A research team from Novo Nordisk and the Technical University of Denmark employed Monte Carlo simulation to quantitatively analyze sampling errors in real-world TOC swab sampling scenarios. They considered factors such as operator differences, residue concentration variation, stainless steel surface finish, sampling locations, and the estimated swab coverage area to build a comprehensive sampling error model. This simulation incorporated extensive laboratory experimental data and image analyses of blue dye-marked areas both in the lab and on old production tanks.

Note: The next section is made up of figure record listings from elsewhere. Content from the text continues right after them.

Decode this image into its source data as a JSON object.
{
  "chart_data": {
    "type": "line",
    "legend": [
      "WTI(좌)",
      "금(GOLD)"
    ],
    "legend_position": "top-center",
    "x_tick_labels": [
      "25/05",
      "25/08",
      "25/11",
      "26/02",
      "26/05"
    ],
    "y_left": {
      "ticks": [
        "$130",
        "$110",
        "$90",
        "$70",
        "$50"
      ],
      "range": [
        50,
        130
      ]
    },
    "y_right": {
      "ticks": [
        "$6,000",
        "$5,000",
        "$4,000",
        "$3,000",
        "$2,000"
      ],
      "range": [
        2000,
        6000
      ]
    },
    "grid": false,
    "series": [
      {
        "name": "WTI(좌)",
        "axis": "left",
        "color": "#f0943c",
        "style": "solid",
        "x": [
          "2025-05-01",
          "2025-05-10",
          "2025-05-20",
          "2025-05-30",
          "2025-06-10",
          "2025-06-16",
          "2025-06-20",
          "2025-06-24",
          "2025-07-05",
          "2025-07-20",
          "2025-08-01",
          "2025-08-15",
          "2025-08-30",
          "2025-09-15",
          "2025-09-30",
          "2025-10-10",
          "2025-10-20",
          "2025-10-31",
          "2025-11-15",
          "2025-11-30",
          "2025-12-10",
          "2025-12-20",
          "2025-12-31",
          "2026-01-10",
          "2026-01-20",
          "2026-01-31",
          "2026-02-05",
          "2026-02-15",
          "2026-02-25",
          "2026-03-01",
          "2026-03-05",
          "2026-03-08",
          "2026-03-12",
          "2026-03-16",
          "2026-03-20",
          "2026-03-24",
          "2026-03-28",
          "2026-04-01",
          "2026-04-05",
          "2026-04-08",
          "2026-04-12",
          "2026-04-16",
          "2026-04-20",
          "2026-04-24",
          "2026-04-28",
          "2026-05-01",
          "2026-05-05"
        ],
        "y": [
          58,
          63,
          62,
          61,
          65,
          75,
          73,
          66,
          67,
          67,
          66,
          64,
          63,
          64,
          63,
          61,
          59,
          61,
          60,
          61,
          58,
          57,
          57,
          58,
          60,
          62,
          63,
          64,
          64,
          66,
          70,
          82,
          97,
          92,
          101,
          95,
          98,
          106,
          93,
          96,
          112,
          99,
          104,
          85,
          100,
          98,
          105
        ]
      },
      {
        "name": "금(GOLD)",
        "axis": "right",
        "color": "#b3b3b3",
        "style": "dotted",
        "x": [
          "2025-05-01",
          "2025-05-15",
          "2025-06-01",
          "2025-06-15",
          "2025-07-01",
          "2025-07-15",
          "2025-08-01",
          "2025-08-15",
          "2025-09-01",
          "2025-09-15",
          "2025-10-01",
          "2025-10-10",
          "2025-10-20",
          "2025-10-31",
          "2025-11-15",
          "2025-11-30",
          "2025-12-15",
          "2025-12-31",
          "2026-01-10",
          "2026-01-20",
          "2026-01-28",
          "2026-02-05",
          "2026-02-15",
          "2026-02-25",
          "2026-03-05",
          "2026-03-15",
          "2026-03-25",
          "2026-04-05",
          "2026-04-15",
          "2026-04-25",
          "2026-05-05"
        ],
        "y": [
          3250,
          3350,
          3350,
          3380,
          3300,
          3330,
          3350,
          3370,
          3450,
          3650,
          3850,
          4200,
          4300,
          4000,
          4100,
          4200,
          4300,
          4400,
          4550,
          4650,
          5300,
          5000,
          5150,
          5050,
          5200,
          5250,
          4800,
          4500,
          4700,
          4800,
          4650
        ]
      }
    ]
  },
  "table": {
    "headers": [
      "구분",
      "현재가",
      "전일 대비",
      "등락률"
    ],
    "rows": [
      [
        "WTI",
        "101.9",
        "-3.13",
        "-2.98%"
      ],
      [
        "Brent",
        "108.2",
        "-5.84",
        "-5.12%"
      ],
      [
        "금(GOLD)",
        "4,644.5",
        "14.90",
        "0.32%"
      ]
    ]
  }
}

The researchers used the Limit of Detection (LOD) to determine recovery rates—the lowest analyte concentration detectable consistently at a 95% confidence level. Their findings showed that sampling errors cause significant fluctuations in TOC test results. When all variables were considered together, the LOD in laboratory settings was 2.4 times higher than that based solely on the TOC analytical method. Due to high heteroscedasticity (variance), the team was unable to define an LOD for the estimated sampling areas on production tanks.
Further analysis identified sampling area uncertainty as the dominant factor influencing sampling errors. The research team emphasized that precise control of sampling area is critical in practical applications to reduce errors and improve the accuracy and reproducibility of cleaning validation results.
In summary, this study provides important insights for optimizing TOC cleaning validation sampling methods in the pharmaceutical industry. It highlights the need for strict operational protocols and precise area control during sampling to ensure scientific rigor and regulatory compliance in cleaning validation.